Iranian actress handed two-year jail for not wearing hijab, ordered treatment for 'mental disorder'
An Iranian court has given a prominent actress in the country a suspended two-year prison sentence for not wearing the compulsory hijab headscarf in public, said local media on Wednesday (July 19).
"Afsaneh Bayegan was sentenced to two years in prison, suspended over five years, for wearing a hat and failing to comply with the hijab law," Fars news agency reported.
Iranian law requires women to cover their head and neck in public.
In what can be termed a peculiar directive, the court has ordered Bayegan to visit a psychological centre every week "to treat the mental disorder of having an anti-family personality" and "to submit a health certificate after her treatment."
Fars news agency added that the verdict also bans the actress from using social media and leaving the Islamic Republic for two years.
The 61-year-old actress had appeared at a movie ceremony without wearing a headscarf and then shared photos on social media.

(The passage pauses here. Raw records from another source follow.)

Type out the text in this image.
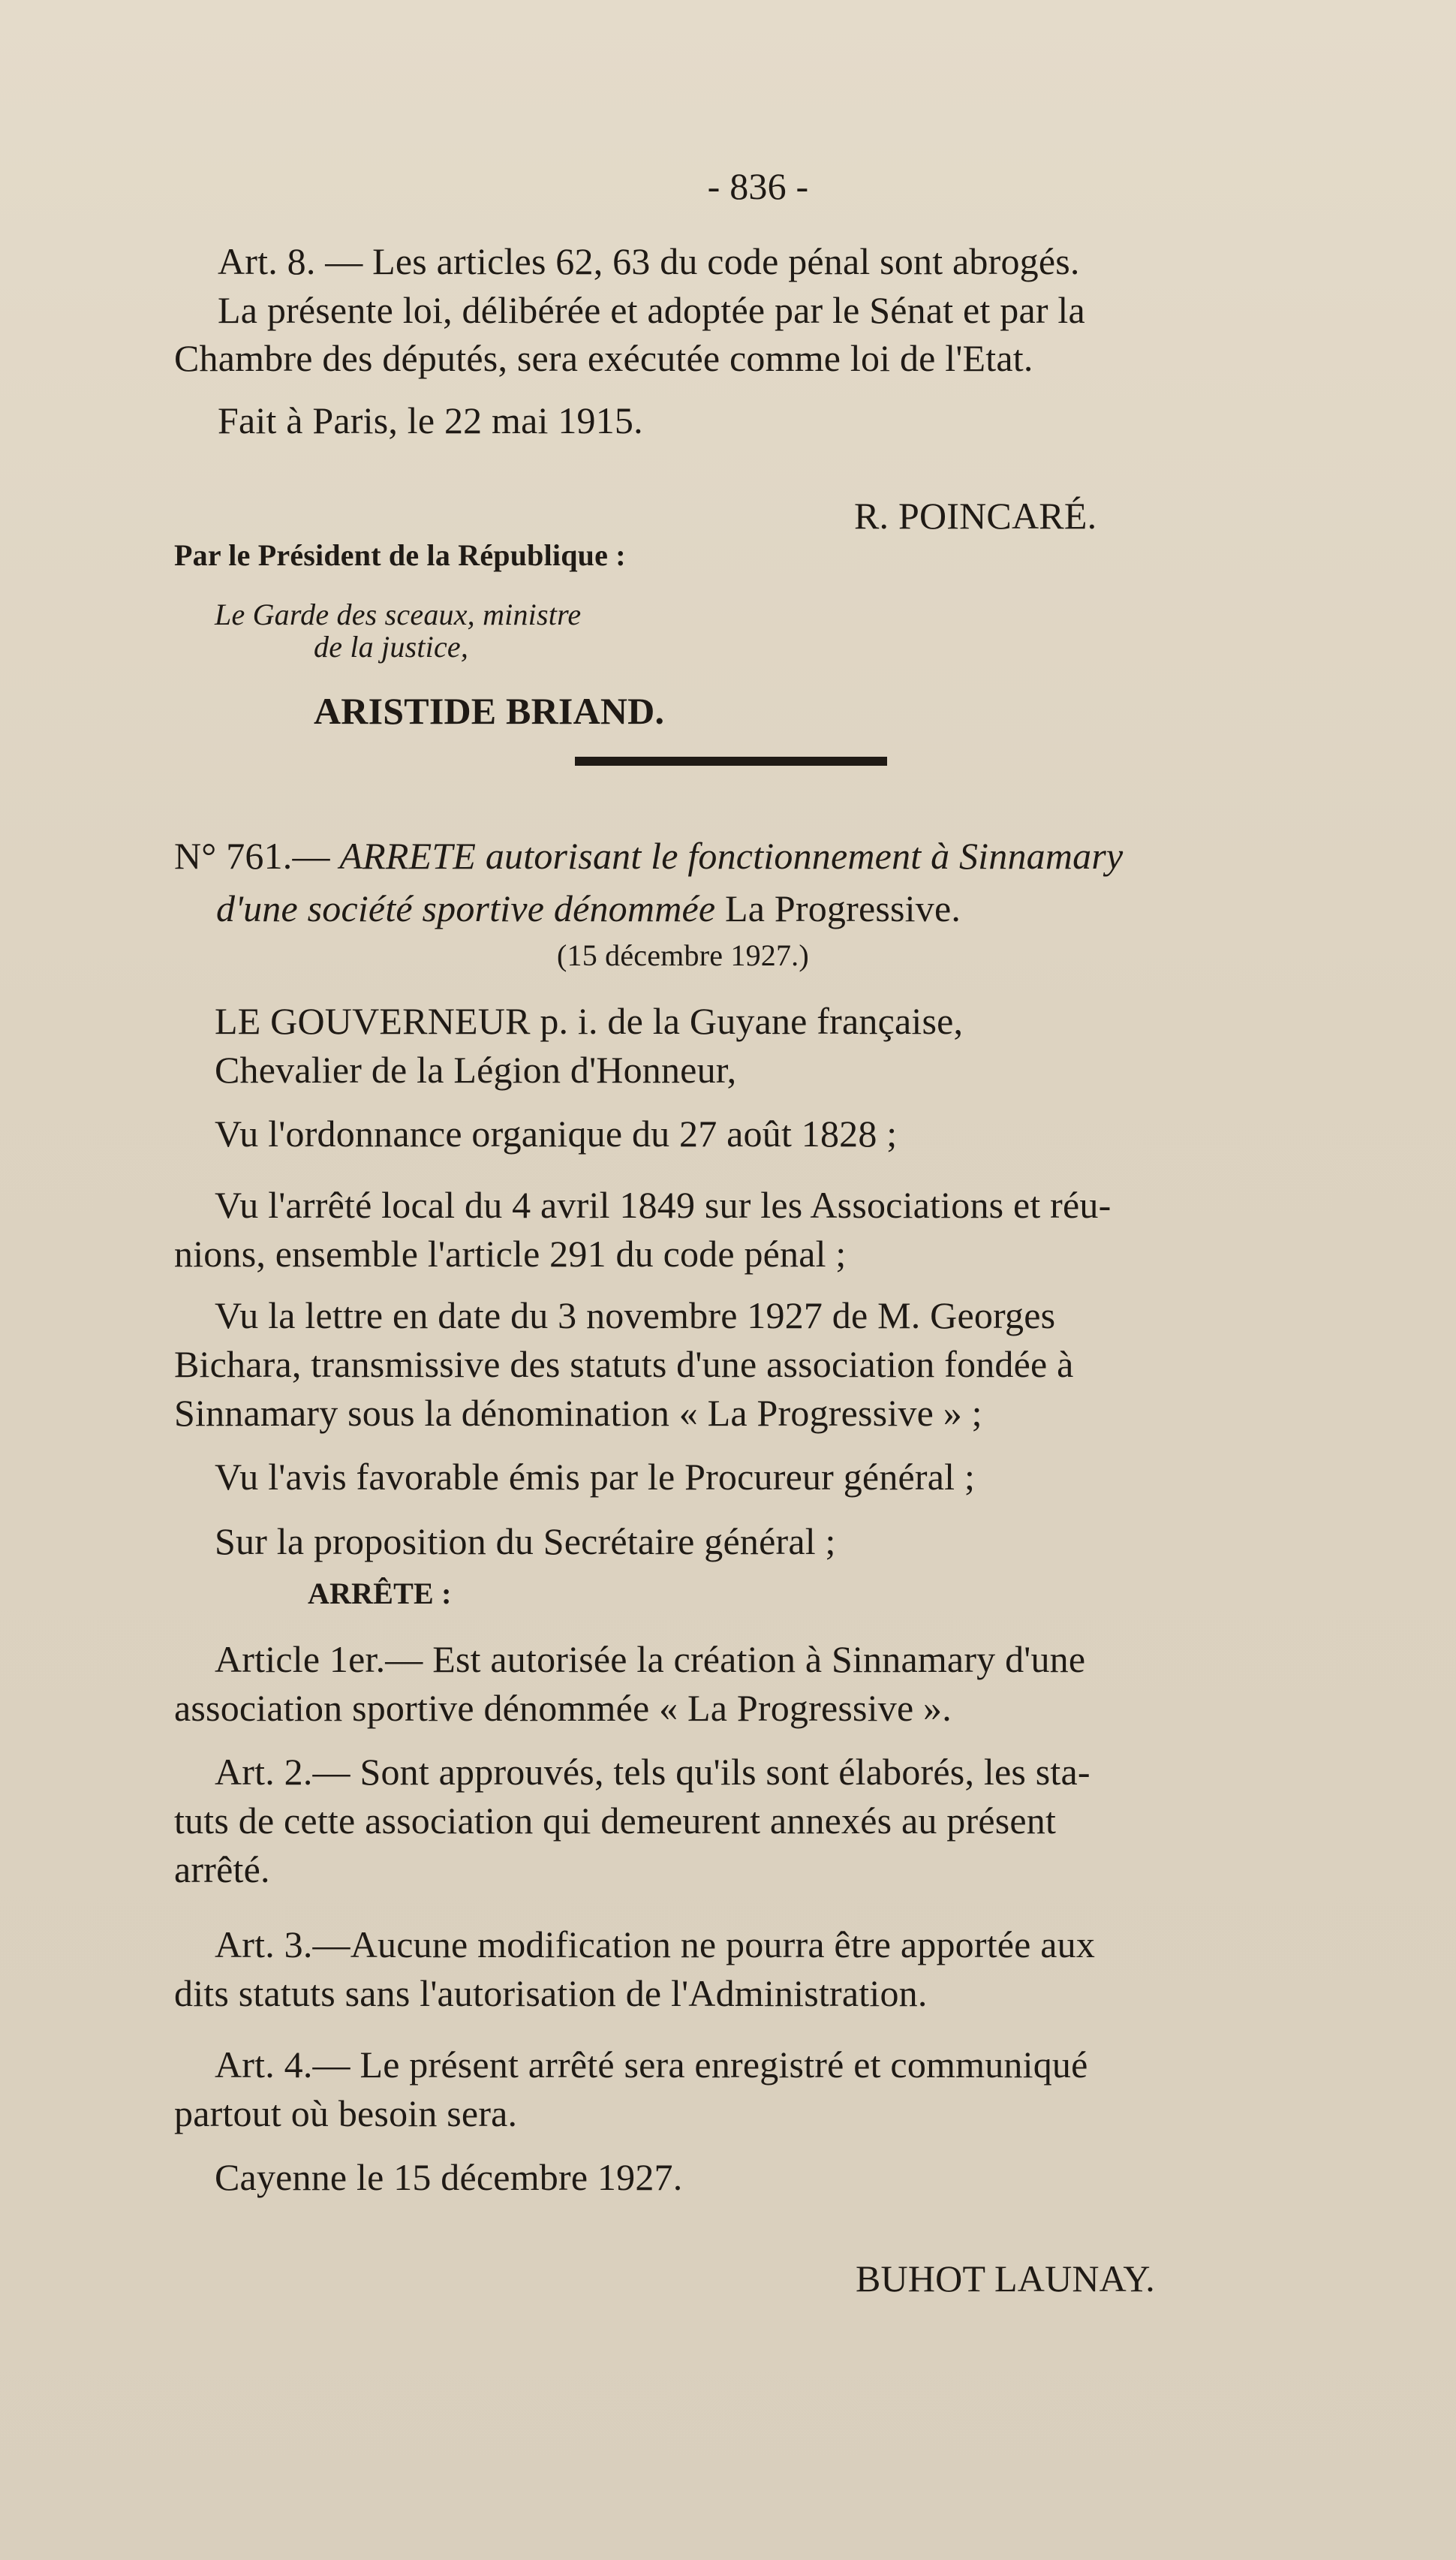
- 836 -
Art. 8. — Les articles 62, 63 du code pénal sont abrogés.
La présente loi, délibérée et adoptée par le Sénat et par la
Chambre des députés, sera exécutée comme loi de l'Etat.
Fait à Paris, le 22 mai 1915.
R. POINCARÉ.
Par le Président de la République :
Le Garde des sceaux, ministre
de la justice,
ARISTIDE BRIAND.
N° 761.— ARRETE autorisant le fonctionnement à Sinnamary
d'une société sportive dénommée La Progressive.
(15 décembre 1927.)
LE GOUVERNEUR p. i. de la Guyane française,
Chevalier de la Légion d'Honneur,
Vu l'ordonnance organique du 27 août 1828 ;
Vu l'arrêté local du 4 avril 1849 sur les Associations et réu-
nions, ensemble l'article 291 du code pénal ;
Vu la lettre en date du 3 novembre 1927 de M. Georges
Bichara, transmissive des statuts d'une association fondée à
Sinnamary sous la dénomination « La Progressive » ;
Vu l'avis favorable émis par le Procureur général ;
Sur la proposition du Secrétaire général ;
ARRÊTE :
Article 1er.— Est autorisée la création à Sinnamary d'une
association sportive dénommée « La Progressive ».
Art. 2.— Sont approuvés, tels qu'ils sont élaborés, les sta-
tuts de cette association qui demeurent annexés au présent
arrêté.
Art. 3.—Aucune modification ne pourra être apportée aux
dits statuts sans l'autorisation de l'Administration.
Art. 4.— Le présent arrêté sera enregistré et communiqué
partout où besoin sera.
Cayenne le 15 décembre 1927.
BUHOT LAUNAY.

After the 1979 Islamic revolution, wearing a hijab has been compulsory for all women in Iran.
Bayegan had also expressed support for last year's protests triggered by the death in police custody of 22-year-old Iranian Kurd Mahsa Amini, who had been arrested in September for allegedly violating the strict dress code.
Bayegan rose to prominence after the 1979 revolution and is best known for her role in "Sarbedaran", a television series about Iran's resistance to Mongol invasion in the 14th century.
Police patrols increased
Since the Mahsa Amini protests, women in Iran have increasingly flouted the dress code. State media said on Sunday that there were increased police patrols on the street which were aimed at catching those ignoring the law.

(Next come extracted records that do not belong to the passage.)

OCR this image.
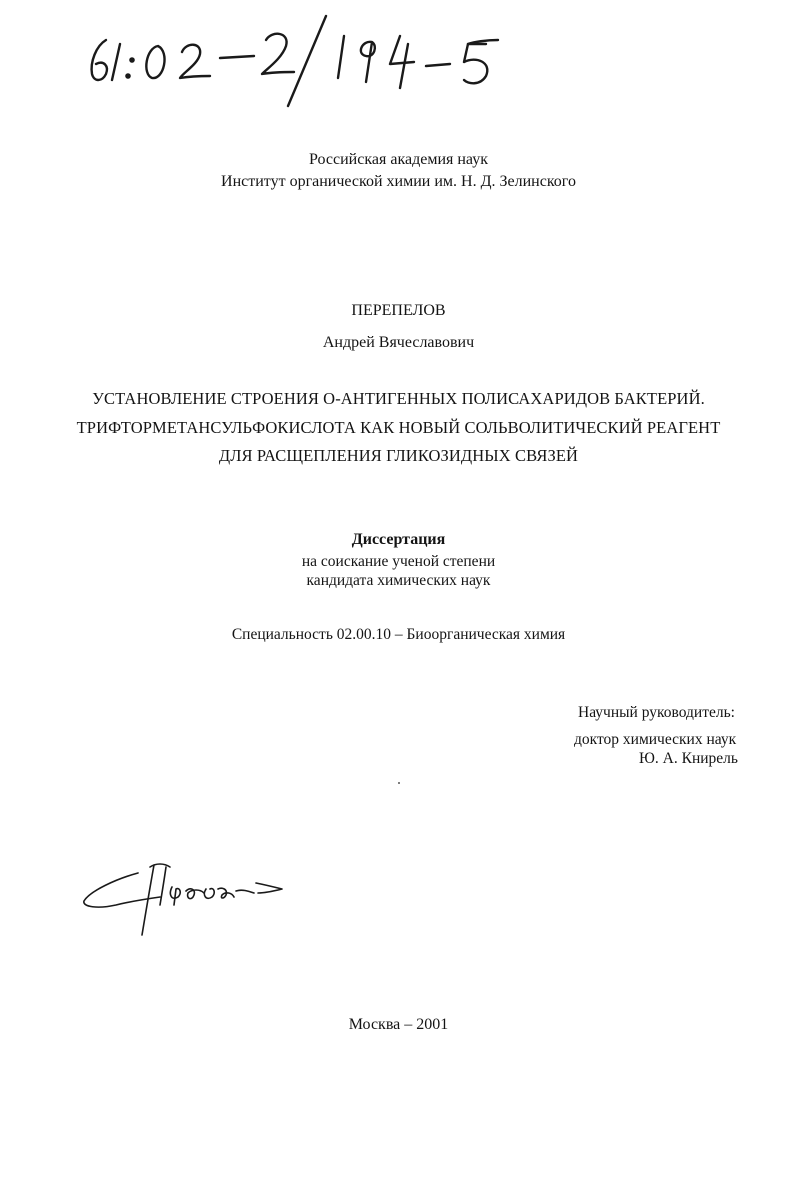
Российская академия наук
Институт органической химии им. Н. Д. Зелинского
ПЕРЕПЕЛОВ
Андрей Вячеславович
УСТАНОВЛЕНИЕ СТРОЕНИЯ О-АНТИГЕННЫХ ПОЛИСАХАРИДОВ БАКТЕРИЙ.
ТРИФТОРМЕТАНСУЛЬФОКИСЛОТА КАК НОВЫЙ СОЛЬВОЛИТИЧЕСКИЙ РЕАГЕНТ
ДЛЯ РАСЩЕПЛЕНИЯ ГЛИКОЗИДНЫХ СВЯЗЕЙ
Диссертация
на соискание ученой степени
кандидата химических наук
Специальность 02.00.10 – Биоорганическая химия
Научный руководитель:
доктор химических наук
Ю. А. Книрель
Москва – 2001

The authorities in Iran are clamping down pn dissent as the anniversary of Mahsa Amini's death approaches apparently to prevent revival of protests that had rocked the counry last year.
Reuters has reported that Journalists, lawyers, activists, human rights advocates and students have been arrested summoned or faced other measures in a campaign that one activist described as "instilling fear and intimidation".
Senior officials are now defending theh new crackdown claiming that it is necessary to maintain stability.
Last year, when the protests were at their peak, Iranian authority responded by cracking down on protests.
A senior former Iranian official said the authorities should not ignore realities on the ground this time round.
"People are still angry over Amini's death and they are frustrated because of their daily struggle to bring food to their tables," the former official said who Reuters said asked not to be identified.
"These wrong decisions may have painful consequences for the establishment. People cannot take more pressure. If it continues, we will witness street protests again."